Hello all and welcome to deidel-great blog. I am sure you are quite correct on a number of points. I was there on Sat for many hours in the cold. I witnessed the enormous human spirit and effort at work and I believe we could have achieved almost anything given the manpower.

However, many factors were stacked against us and ultimately the whales. We had returned these whales to the sea before the marine scientists had gotten there, they had re-beached. Remembering that the sea was rough and it was cold.We then collected them into one large group in the centre of the beach and a smaller group near the rocks and tried to release them as a pod. Remember it WAS high tide when we 1st released them, once again they re-beached at that stage spreading themselves further afield. Instead of a concentrated pod we now had an almost 2km area with whales here and there. Again we tried with the same result, a couple then died. It was then decided to bring them closer in-shore during the low tide and keep them comfy ie. on their abdomens so as to best inflate their lungs, keep them facing shore as they were less stressed that way, dig a channel to keep water flowing around them, keep them in small groups etc etc. The number of volunteers at that stage was huge, the crowd were not listening to officials and keeping beyond the kelp line, some people brought dogs...! We (NSRI) had 2 injuries with people rolled on by whales one fracturing his knee, 2 near drownings, many people becoming hypothermic and still people would pick up a whale and swim it beyond the breakers to try and try. Eventually someone was going to get seriously injured or drown. The crowd were then ordered out of the water as they were too large, over too huge an area and it was too risky.

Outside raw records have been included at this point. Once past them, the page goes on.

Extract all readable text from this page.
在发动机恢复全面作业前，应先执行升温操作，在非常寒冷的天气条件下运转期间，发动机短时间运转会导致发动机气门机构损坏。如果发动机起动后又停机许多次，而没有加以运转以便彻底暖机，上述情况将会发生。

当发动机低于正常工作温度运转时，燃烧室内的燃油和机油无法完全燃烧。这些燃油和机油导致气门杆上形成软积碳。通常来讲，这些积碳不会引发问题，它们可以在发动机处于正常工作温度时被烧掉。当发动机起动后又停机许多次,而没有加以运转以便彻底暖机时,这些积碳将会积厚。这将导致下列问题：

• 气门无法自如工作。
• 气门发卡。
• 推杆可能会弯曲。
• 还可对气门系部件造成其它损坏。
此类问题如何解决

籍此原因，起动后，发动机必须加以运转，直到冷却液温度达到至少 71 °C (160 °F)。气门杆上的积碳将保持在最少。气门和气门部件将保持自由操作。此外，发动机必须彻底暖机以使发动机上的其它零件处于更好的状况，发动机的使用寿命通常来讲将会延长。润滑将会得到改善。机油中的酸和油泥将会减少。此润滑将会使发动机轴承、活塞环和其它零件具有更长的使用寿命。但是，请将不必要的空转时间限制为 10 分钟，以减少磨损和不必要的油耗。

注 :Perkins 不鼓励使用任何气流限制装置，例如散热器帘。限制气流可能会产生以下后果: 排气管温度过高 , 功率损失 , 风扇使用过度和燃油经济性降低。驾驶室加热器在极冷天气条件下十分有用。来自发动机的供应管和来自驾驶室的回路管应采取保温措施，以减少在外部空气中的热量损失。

Many of the animals were injured at that stage, I went around from group to group. Most were females, many were youngsters and they were separated from their mothers and swam out by helpers...these were suckling youngsters unable to survive alone. I saw many females with vaginal/rectal prolapses from the straining and abdominal pressure of being on land, these would not have survived if put back. It became increasingly difficult to control the scene AND many of the animals were in a poor state by then (now 6 hrs later). It was low tide.The decision was then taken to euthanase them. I left at that point, not wishing to witness the shooting-every person on that beach had the same option. Unfortunately many people refused to obey police and do so, somehow believing that if they disobeyed no-one would dare shoot in front of innocent bystanders.

I believe the crowds disobeying did not help and it added to the decision as there was a lack of control. Nobody is however to blame. Many avenues were investigated but it seemed hopeless at the time with all these creatures turning around straight back to the beach every time. Losing someone in an effort to save animals that were injured and seemed to just be re-beaching anyway was part of the final decision.
A very hard day indeed.
Pls see Kommetjie Whales group on facebook for further insights, they are trying to solve this for future; god forbid it ever happens again.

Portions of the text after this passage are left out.